One way or another, a global regulatory baseline for ESG is beginning to emerge. But a baseline is not leadership. More important is context – every company is different, and leading companies will continue to be those that communicate their own sustainability path (see examples here). What good is it if a healthcare company reports average pricing data, but has no strategy for leveraging technology and innovative distribution channels to reach underserved populations? What good is it if a car company discloses detailed projections for how future extreme weather patterns might impact its factories, but not how it plans to outperform competitors in bringing electric vehicles to market? What investors, regulators and other stakeholders should be focused on most, is the balanced picture of the company’s material risks, opportunities and impacts.
Companies must remember that compliance is not an end in itself. Standardisation of ESG disclosures should give companies the freedom to focus on what makes them unique. Perhaps unexpectedly, the concept of double materiality – soon to be made mandatory in European reporting standards – may therefore be a blessing in disguise.
Double materiality can function as a principle that not only enables compliance, but drives a more ambitious, differentiated approach to sustainability strategy and reporting. Risks that are more likely to have an important impact on revenues, assets or reputation should enjoy close monitoring. So too should companies’ significant environmental and social impacts, which may themselves be linked to future financial risks and opportunities.

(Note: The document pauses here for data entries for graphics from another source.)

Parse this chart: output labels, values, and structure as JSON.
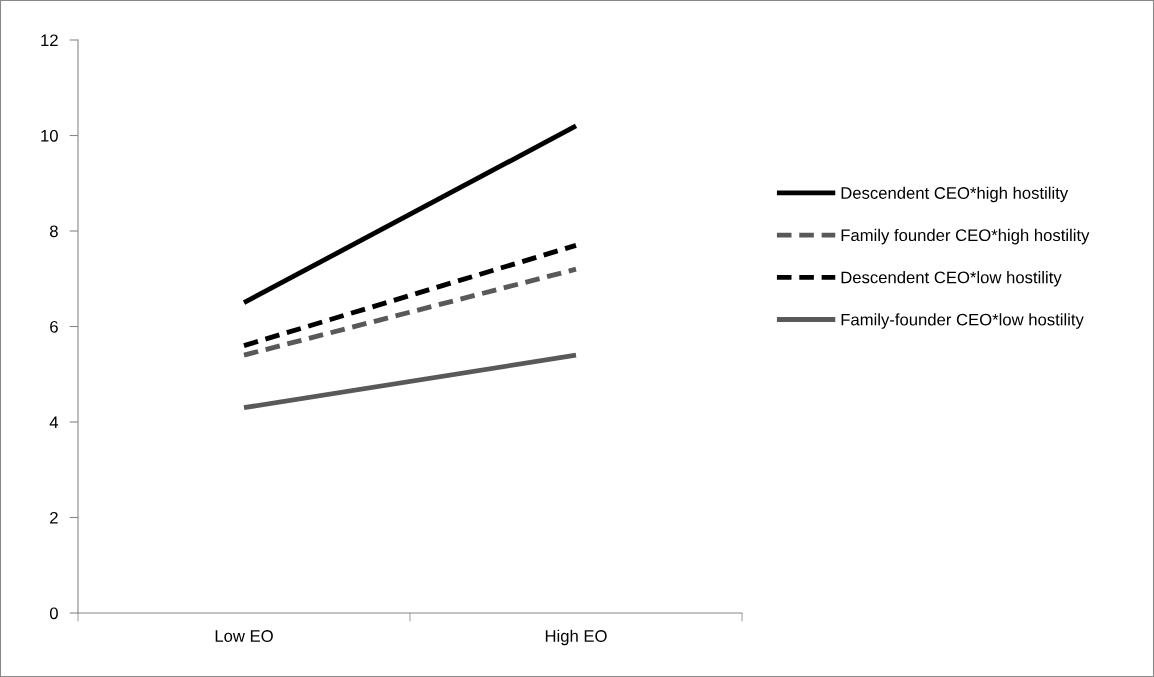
{
  "chart_data": {
    "type": "line",
    "categories": [
      "Low EO",
      "High EO"
    ],
    "series": [
      {
        "name": "Descendent CEO*high hostility",
        "color": "#000000",
        "line_style": "solid",
        "values": [
          6.5,
          10.2
        ]
      },
      {
        "name": "Family founder CEO*high hostility",
        "color": "#595959",
        "line_style": "dashed",
        "values": [
          5.4,
          7.2
        ]
      },
      {
        "name": "Descendent CEO*low hostility",
        "color": "#000000",
        "line_style": "dashed",
        "values": [
          5.6,
          7.7
        ]
      },
      {
        "name": "Family-founder CEO*low hostility",
        "color": "#595959",
        "line_style": "solid",
        "values": [
          4.3,
          5.4
        ]
      }
    ],
    "ylim": [
      0,
      12
    ],
    "yticks": [
      0,
      2,
      4,
      6,
      8,
      10,
      12
    ],
    "grid": false,
    "legend": "right",
    "marker": "none"
  }
}
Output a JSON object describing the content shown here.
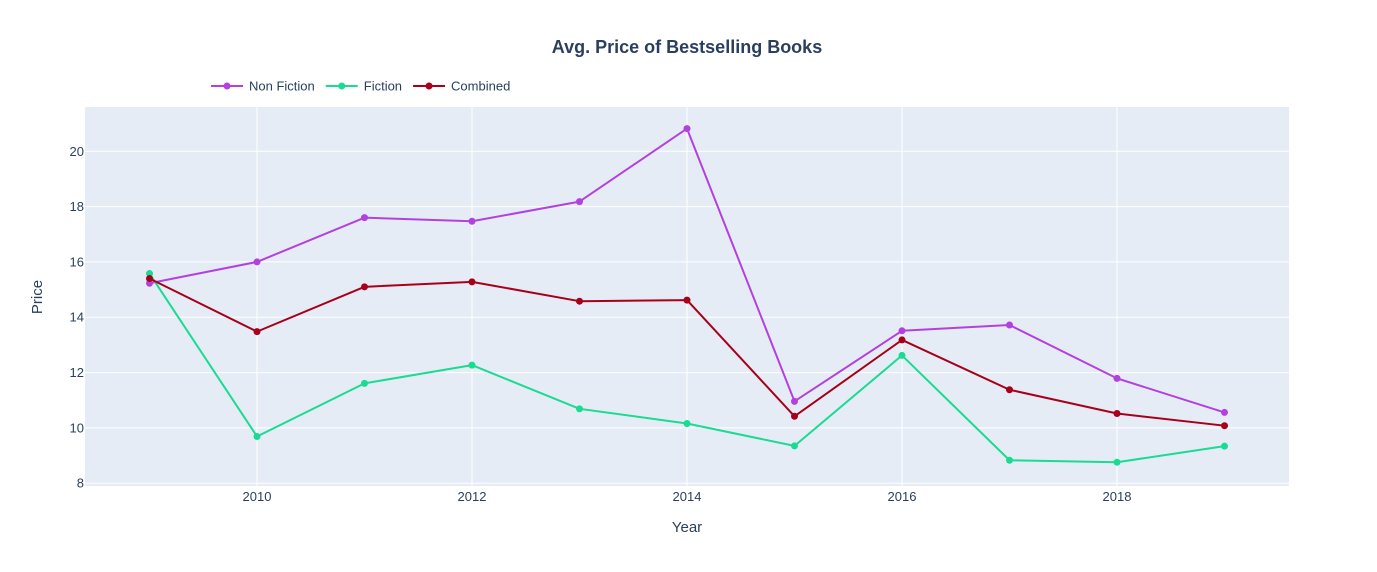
{
  "chart_data": {
    "type": "line",
    "title": "Avg. Price of Bestselling Books",
    "xlabel": "Year",
    "ylabel": "Price",
    "x": [
      2009,
      2010,
      2011,
      2012,
      2013,
      2014,
      2015,
      2016,
      2017,
      2018,
      2019
    ],
    "xlim": [
      2008.4,
      2019.6
    ],
    "ylim": [
      7.9,
      21.6
    ],
    "xticks": [
      2010,
      2012,
      2014,
      2016,
      2018
    ],
    "yticks": [
      8,
      10,
      12,
      14,
      16,
      18,
      20
    ],
    "grid": true,
    "legend_position": "top-left",
    "series": [
      {
        "name": "Non Fiction",
        "color": "#b341e0",
        "values": [
          15.23,
          16.0,
          17.6,
          17.47,
          18.18,
          20.82,
          10.96,
          13.51,
          13.72,
          11.79,
          10.56
        ]
      },
      {
        "name": "Fiction",
        "color": "#1adb92",
        "values": [
          15.58,
          9.69,
          11.61,
          12.27,
          10.69,
          10.16,
          9.35,
          12.62,
          8.83,
          8.76,
          9.34
        ]
      },
      {
        "name": "Combined",
        "color": "#a8001a",
        "values": [
          15.4,
          13.48,
          15.1,
          15.28,
          14.58,
          14.62,
          10.42,
          13.18,
          11.38,
          10.52,
          10.08
        ]
      }
    ]
  },
  "colors": {
    "plot_background": "#e5ecf6",
    "grid": "#ffffff",
    "text": "#2a3f5f"
  }
}
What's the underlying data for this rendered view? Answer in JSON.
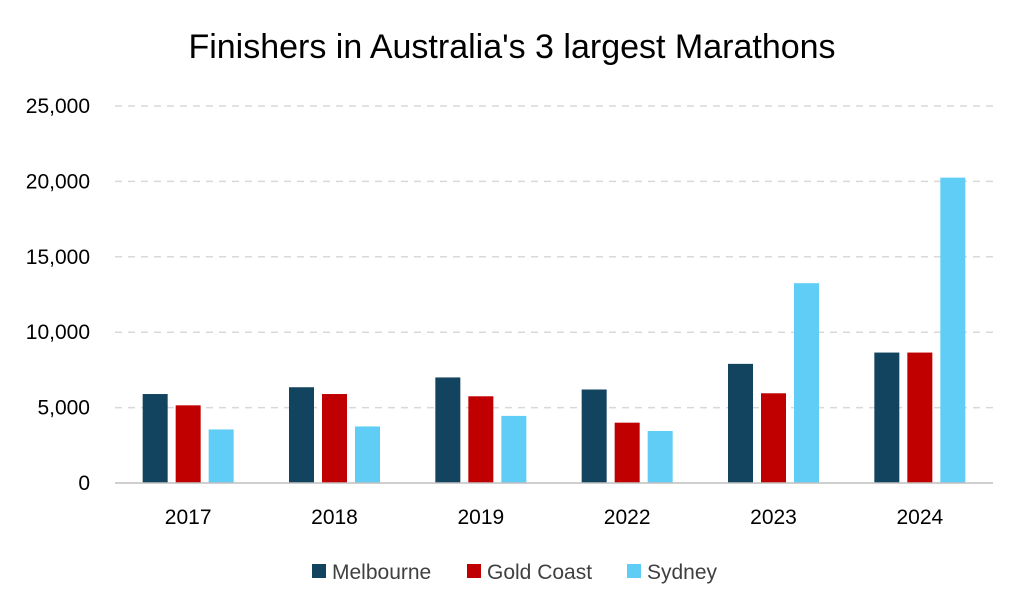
{
  "chart_data": {
    "type": "bar",
    "title": "Finishers in Australia's 3 largest Marathons",
    "xlabel": "",
    "ylabel": "",
    "categories": [
      "2017",
      "2018",
      "2019",
      "2022",
      "2023",
      "2024"
    ],
    "series": [
      {
        "name": "Melbourne",
        "color": "#12445f",
        "values": [
          5900,
          6350,
          7000,
          6200,
          7900,
          8650
        ]
      },
      {
        "name": "Gold Coast",
        "color": "#c00000",
        "values": [
          5150,
          5900,
          5750,
          4000,
          5950,
          8650
        ]
      },
      {
        "name": "Sydney",
        "color": "#5fcdf5",
        "values": [
          3550,
          3750,
          4450,
          3450,
          13250,
          20250
        ]
      }
    ],
    "ylim": [
      0,
      25000
    ],
    "yticks": [
      "0",
      "5,000",
      "10,000",
      "15,000",
      "20,000",
      "25,000"
    ],
    "ytick_values": [
      0,
      5000,
      10000,
      15000,
      20000,
      25000
    ],
    "grid": true,
    "legend_position": "bottom"
  }
}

Through this approach, companies can embed their business strategy and goals in an understanding of their sustainability context, and more effectively communicate their vision to key audiences – investors, regulators and other stakeholders alike.
Authors: Charlie Hodkinson-Ashford and Nikkie Vinke
 Even in 2012, the Global Sustainable Investment Review claimed that 22% of professionally managed assets “incorporated ESG concerns” into their investment selection and management. In reality, this figure covered everything from traditional “ethical” investment (screening out of “sin” stocks), to ESG risk weighting, to impact investing. Proponents of ESG as an enlightened form of capitalism – simply the outcome of rational investors maximising their long-term returns – may claim that “ESG is not about ethical standards and ethical values”. In reality, the definition has never been clear-cut.
 Meanwhile, European attempts to define a taxonomy of sustainable activities led to fraught arguments over the inclusion of gas and nuclear, while its proposed social taxonomy has been put on hold.
 According to Bloomberg writer Matt Levine: “Once upon a time, ‘securities fraud’ meant lying about earnings… Investors did not care about the ESG behavior of public companies, and now they care very much… The ESG statements haven’t replaced the financial statements, but they exist parallel to them, and they are… perhaps not equally important, but certainly important enough to produce lots and lots of lawsuits.”
 Following a double materiality approach, an ESG issue is considered material for reporting based on one or both of two overlapping dimensions:
- Impact materiality: issues related to an organisation’s material positive or negative impacts on people or the environment (inside-out);
- Financial materiality: sustainability risks and opportunities material to the organisation’s cash flows, development, performance, position, cost of capital or access to finance (outside-in).